Правда, был период НЭПА, когда высунулось "мурло мещанина" и мода на западные образцы ширпотреба снова заговорила по-хамски громко и по-буржуински (не по-дворянски) жарко и горячо.

А дальше — Великая Отечественная война, нападение фашистов на СССР.
В 40-ых гг. ХХ в., в процессе Великой Отечественной войны, произошло поистине великое таинство народного единения.
И метастазы гражданской войны, идеологического и социального противостояния, были изжиты.
И настал перерыв, великий перерыв в нашей исторической любви, некогда привитой нам Петром, к западной культуре, моде и образу жизни.
Для ВСЕХ нас.
Вынужденный, скажете вы?
Но полуторами веками ранее, во время Отечественной войны 1812-го года, аристократия отнюдь не отмежёвывалась от франкоцентричной модульной системы и продолжала оставаться в западноевропейской культурно-языковой парадигме.

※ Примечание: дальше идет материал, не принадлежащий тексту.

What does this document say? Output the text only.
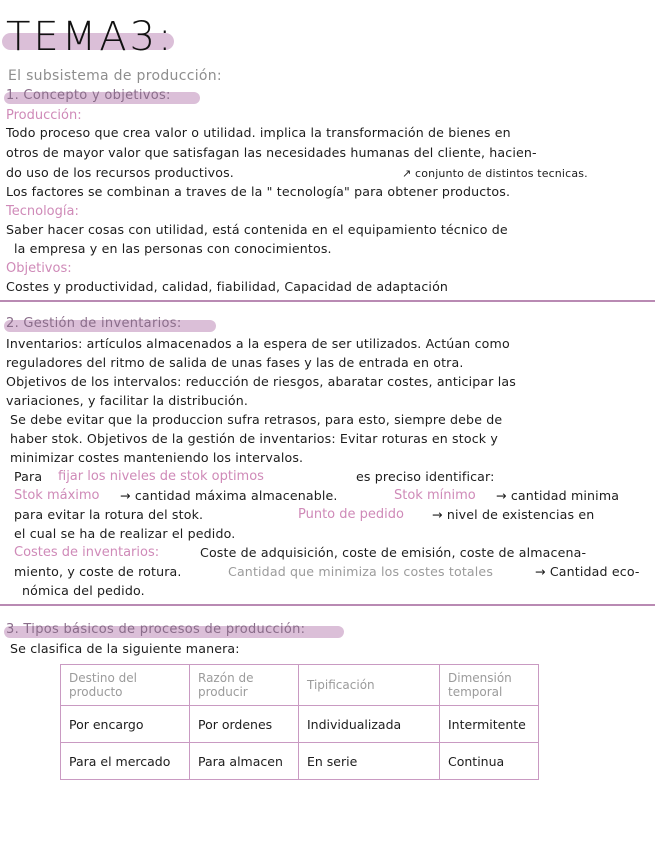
TEMA3:
El subsistema de producción:
1. Concepto y objetivos:
Producción:
Todo proceso que crea valor o utilidad. implica la transformación de bienes en
otros de mayor valor que satisfagan las necesidades humanas del cliente, hacien-
do uso de los recursos productivos.	↗ conjunto de distintos tecnicas.
Los factores se combinan a traves de la " tecnología" para obtener productos.
Tecnología:
Saber hacer cosas con utilidad, está contenida en el equipamiento técnico de
la empresa y en las personas con conocimientos.
Objetivos:
Costes y productividad, calidad, fiabilidad, Capacidad de adaptación
2. Gestión de inventarios:
Inventarios: artículos almacenados a la espera de ser utilizados. Actúan como
reguladores del ritmo de salida de unas fases y las de entrada en otra.
Objetivos de los intervalos: reducción de riesgos, abaratar costes, anticipar las
variaciones, y facilitar la distribución.
Se debe evitar que la produccion sufra retrasos, para esto, siempre debe de
haber stok. Objetivos de la gestión de inventarios: Evitar roturas en stock y
minimizar costes manteniendo los intervalos.
Para fijar los niveles de stok optimos	es preciso identificar:
Stok máximo → cantidad máxima almacenable.	Stok mínimo → cantidad minima
para evitar la rotura del stok.	Punto de pedido → nivel de existencias en
el cual se ha de realizar el pedido.
Costes de inventarios:	Coste de adquisición, coste de emisión, coste de almacena-
miento, y coste de rotura.	Cantidad que minimiza los costes totales	→ Cantidad eco-
nómica del pedido.
3. Tipos básicos de procesos de producción:
Se clasifica de la siguiente manera:
Destino del producto	Razón de producir	Tipificación	Dimensión temporal
Por encargo	Por ordenes	Individualizada	Intermitente
Para el mercado	Para almacen	En serie	Continua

И российский бомонд вполне себе на полном серьёзе по-прежнему продолжать считать, что это в порядке вещей, и никому не приходило в голову, что в данной ситуации, когда вечер перестаёт быть томным, это по меньшей мере как-то не комильфо.
А тут, в трагические сороковые, выработалась устойчивая идиосинкразия на всё немецкое.
(А, как мы помним, "немец" в народе это интегральное обозначение любого иностранца как такового.)

Хорошо.
Что же происходит дальше?

Дальше второй фронт, союзники-англосаксы.
И снова пошло-поехало, и стало явственным уже к концу 50-ых. Потянуло снова голубушку-интеллигенцию на всё иностранное, модное, красивое.

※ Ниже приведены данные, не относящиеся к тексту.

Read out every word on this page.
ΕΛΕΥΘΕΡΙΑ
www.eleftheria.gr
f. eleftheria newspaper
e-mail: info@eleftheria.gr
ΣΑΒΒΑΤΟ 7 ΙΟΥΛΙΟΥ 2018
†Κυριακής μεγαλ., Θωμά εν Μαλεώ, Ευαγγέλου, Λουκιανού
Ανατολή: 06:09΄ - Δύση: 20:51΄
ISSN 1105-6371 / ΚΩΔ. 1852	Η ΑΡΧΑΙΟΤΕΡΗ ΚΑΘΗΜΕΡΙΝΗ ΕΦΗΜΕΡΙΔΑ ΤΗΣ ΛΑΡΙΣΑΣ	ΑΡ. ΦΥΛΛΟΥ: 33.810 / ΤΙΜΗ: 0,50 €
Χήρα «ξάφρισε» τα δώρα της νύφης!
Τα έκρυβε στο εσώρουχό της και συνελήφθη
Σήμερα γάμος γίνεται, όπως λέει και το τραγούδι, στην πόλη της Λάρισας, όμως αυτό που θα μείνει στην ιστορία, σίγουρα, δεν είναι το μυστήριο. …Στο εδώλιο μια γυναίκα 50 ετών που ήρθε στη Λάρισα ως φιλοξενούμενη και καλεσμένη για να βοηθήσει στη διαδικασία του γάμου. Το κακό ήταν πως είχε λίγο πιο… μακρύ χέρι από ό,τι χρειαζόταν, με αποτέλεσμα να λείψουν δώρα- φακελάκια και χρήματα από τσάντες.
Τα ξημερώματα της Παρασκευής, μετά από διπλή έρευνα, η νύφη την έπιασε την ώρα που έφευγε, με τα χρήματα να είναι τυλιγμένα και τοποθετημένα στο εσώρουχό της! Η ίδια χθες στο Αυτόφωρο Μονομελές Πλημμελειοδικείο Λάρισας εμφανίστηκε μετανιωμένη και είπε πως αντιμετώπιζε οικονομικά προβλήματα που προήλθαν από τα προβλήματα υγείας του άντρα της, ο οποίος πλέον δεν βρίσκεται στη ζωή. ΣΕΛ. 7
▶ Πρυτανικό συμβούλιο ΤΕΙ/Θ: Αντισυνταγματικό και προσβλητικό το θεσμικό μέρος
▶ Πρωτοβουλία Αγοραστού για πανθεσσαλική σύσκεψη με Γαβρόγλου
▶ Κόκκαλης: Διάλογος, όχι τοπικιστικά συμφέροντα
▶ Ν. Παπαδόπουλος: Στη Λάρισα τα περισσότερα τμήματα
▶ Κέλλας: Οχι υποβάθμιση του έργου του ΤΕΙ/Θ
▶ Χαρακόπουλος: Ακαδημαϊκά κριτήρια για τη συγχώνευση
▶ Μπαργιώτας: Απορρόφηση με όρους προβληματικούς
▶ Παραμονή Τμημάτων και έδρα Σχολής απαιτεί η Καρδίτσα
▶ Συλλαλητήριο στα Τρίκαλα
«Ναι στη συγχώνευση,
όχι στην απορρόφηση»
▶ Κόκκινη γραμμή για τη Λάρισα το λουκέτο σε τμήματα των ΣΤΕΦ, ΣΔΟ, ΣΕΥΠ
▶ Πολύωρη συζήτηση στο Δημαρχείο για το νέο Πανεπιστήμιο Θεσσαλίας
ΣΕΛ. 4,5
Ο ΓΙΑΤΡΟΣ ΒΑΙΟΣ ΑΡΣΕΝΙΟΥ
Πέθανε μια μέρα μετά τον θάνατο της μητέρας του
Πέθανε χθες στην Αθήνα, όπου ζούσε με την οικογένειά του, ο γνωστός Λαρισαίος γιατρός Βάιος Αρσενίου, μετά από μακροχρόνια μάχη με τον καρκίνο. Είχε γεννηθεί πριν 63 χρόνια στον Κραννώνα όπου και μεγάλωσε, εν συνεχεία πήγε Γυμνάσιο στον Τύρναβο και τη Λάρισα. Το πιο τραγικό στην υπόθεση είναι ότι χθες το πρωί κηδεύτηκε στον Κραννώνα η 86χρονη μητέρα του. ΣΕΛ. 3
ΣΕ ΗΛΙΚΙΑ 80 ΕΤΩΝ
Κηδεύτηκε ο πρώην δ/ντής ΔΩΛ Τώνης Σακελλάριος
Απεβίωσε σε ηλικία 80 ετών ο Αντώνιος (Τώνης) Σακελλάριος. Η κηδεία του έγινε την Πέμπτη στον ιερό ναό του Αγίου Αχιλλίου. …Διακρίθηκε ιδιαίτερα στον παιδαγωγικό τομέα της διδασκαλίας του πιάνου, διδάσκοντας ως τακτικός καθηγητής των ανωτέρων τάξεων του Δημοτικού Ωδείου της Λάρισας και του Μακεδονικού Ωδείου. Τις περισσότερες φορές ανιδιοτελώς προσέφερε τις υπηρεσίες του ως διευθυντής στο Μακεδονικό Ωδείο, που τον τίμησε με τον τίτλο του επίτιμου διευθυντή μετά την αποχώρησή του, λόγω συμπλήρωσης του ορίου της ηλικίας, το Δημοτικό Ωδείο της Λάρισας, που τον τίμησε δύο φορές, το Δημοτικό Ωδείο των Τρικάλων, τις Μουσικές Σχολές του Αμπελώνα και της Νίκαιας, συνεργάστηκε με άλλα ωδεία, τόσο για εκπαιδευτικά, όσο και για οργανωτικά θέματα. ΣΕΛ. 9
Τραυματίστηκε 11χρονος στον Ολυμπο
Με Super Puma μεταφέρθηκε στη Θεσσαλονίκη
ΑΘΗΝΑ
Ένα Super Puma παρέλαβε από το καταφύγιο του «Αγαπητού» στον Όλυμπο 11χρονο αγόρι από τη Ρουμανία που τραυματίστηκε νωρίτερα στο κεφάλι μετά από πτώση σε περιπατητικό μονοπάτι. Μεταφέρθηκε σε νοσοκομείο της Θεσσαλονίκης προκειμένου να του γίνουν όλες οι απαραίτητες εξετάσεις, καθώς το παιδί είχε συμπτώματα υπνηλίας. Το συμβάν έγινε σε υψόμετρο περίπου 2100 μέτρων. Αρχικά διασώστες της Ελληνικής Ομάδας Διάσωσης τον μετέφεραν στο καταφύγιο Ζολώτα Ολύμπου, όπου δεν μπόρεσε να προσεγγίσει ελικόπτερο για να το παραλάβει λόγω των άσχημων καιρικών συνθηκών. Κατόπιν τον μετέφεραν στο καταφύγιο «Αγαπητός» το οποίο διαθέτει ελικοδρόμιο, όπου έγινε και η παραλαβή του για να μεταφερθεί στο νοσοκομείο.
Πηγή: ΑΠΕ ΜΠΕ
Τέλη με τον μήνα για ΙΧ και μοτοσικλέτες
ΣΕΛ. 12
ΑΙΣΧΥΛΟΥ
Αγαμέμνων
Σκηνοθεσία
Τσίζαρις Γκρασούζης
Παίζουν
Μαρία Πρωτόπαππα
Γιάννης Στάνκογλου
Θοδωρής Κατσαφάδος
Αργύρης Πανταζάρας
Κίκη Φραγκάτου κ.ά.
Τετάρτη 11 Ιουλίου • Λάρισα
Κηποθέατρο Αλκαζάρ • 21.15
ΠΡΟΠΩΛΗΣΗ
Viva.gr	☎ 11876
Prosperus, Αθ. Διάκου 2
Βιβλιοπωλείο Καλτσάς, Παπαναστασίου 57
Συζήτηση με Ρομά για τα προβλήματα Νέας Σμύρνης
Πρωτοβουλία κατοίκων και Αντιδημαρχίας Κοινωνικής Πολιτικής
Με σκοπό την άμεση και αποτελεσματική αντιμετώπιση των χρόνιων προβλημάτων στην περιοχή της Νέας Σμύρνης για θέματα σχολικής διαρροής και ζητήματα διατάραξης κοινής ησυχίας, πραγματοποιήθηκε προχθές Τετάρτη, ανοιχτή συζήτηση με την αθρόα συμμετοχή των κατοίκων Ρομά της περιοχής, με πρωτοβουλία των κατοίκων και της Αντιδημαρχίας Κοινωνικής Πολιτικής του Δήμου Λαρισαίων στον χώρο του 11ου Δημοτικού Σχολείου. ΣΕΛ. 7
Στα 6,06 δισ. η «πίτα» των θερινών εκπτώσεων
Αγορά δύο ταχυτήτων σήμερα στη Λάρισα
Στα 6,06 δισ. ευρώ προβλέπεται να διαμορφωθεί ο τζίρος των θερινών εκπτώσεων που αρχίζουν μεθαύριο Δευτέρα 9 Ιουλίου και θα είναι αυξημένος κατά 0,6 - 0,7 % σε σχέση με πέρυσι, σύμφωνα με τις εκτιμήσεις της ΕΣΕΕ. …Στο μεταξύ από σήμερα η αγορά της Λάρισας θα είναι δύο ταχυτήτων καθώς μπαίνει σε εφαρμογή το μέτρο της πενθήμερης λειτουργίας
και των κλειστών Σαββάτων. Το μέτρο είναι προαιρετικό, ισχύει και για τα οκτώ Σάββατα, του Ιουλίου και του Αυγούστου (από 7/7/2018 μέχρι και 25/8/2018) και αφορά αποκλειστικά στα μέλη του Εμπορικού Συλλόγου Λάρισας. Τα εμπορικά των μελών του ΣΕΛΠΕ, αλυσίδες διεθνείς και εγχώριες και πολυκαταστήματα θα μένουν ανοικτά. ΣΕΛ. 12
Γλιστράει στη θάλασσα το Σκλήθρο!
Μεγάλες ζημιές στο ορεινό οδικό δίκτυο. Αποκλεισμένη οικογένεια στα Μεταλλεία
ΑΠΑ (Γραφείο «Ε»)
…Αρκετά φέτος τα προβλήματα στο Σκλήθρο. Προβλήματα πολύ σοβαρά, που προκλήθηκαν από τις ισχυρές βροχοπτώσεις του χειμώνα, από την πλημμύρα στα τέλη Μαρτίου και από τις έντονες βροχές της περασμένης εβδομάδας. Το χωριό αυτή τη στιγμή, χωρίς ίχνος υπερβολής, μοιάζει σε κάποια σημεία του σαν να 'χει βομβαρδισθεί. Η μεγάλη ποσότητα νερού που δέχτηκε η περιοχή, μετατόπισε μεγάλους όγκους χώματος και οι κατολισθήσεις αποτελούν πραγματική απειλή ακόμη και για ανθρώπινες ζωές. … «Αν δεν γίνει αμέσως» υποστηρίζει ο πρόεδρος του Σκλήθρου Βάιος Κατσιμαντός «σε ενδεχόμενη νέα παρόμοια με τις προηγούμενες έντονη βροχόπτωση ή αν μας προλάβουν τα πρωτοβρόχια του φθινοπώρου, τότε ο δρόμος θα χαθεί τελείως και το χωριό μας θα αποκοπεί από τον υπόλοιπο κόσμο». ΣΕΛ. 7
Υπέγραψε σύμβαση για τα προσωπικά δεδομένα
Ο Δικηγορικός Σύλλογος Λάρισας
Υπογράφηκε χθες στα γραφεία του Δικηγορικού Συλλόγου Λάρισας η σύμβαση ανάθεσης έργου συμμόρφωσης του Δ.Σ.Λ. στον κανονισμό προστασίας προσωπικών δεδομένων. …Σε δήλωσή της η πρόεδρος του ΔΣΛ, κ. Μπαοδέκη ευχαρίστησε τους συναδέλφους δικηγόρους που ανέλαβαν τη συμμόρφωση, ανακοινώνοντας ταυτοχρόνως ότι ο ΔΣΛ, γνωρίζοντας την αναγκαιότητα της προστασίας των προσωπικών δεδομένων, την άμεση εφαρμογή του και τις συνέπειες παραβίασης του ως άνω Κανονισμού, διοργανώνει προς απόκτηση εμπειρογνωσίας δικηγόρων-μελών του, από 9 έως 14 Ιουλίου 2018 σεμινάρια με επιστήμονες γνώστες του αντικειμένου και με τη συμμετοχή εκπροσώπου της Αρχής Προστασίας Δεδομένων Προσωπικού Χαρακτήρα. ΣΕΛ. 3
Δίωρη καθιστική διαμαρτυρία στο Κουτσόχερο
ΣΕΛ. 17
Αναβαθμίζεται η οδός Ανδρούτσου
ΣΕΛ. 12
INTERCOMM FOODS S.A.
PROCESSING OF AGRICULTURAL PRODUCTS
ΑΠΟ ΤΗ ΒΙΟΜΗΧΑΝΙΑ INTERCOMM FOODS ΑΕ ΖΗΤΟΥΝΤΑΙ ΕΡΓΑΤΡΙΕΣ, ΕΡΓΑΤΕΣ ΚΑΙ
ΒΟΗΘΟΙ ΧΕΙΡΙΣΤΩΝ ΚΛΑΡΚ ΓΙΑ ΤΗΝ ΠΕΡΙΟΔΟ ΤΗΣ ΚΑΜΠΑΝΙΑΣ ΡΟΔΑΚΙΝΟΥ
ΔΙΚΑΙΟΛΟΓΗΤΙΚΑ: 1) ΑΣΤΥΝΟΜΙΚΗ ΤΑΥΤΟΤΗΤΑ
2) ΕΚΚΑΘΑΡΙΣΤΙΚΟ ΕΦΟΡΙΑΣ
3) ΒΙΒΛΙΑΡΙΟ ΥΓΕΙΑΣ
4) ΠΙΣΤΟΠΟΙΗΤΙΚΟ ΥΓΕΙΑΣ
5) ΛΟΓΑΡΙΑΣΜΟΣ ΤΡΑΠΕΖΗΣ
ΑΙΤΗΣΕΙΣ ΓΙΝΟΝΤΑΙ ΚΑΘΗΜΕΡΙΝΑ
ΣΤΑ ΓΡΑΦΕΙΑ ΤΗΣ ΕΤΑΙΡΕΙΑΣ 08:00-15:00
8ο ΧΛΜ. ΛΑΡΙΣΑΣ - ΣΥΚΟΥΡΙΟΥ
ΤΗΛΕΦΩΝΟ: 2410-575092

А дальше происходит хрущёвская оттепель.
И этот социокультурный феномен производит доселе невиданную вещь: он нивелирует все имеющиеся классы, то бишь рабочих, колхозников и межклассовую прослойку, сиречь интеллигенцию, с её же подачи, в горниле жаркой любви к англосаксонскому Западу (франко-итальянская струя тоже присутствует, в виде фильмов про Фантомаса и фотопортретов Софи Лорен, пришпиленных к свежеоштукатуренным стенам хрущёвских клетушек (пришедших на смену коммуналок и бараков).
Но битлы и джинсы пересиливают.

И вот — впервые в отечественной истории! — элиты в идеологическом отношении перестают быть "страшно далёкими от народа".
Ученики элитарных английских спецшкол чирикают по-аглицки несопоставимо лучше, чем питомцы обычных "человеческих" школ, но кумиры у всех уже общие, единые и неделимые.
Идеологический западноцентричный мейнстрим (маргинальный по отношению к генеральной линии Компартии и проповедуемым с трибун лозунгам в духе "Даёшь победу коммунизма!", но уже никто не относится к этим лозунгам всерьёз, пассионарность оных давно выхолощена и почила в бозе) становится общим, не равно доступным, но одинаково вожделенным для всех слоёв общества.
В этом смысле произошло подлинное классовое примирение.
И так продолжается вплоть до /пред/перестроечной эпохи гопников и аквариумистов. Но это чисто молодёжные субкультуры, государства в государстве; элитарность и "гопничество" тут помечены как у пубертатных медвежат, прошу прощения за не слишком благоуханную метафору.

Но проходят 90-ые, СССР развалился, все успели вдоволь нарадоваться по этому поводу, затем вдосталь отпечалиться и отнастальгировать уже в новом, 21-ом веке.

И с тоской, разочарованием и стыдом начали мы понимать, что привередливые аглицкие кони... чистокровные британские жеребцы, равно как и дикие мустанги техасских прерий, завезли нас не в ту степь.
Ой не в ту!
А пресловутая русская тройка самым категорическим образом заблудилась.

Неужели же наконец вопль грибоедовского Чацкого:
"Ах! если рождены мы всё перенимать,
Хоть у китайцев бы нам несколько занять
Премудрого у них незнанья иноземцев!",

веками пребывавший гласом вопиющего в пустыне, —  услышан?!

Неужто же этот вопль начинает наконец доходить до ушей, умов и сердец наших?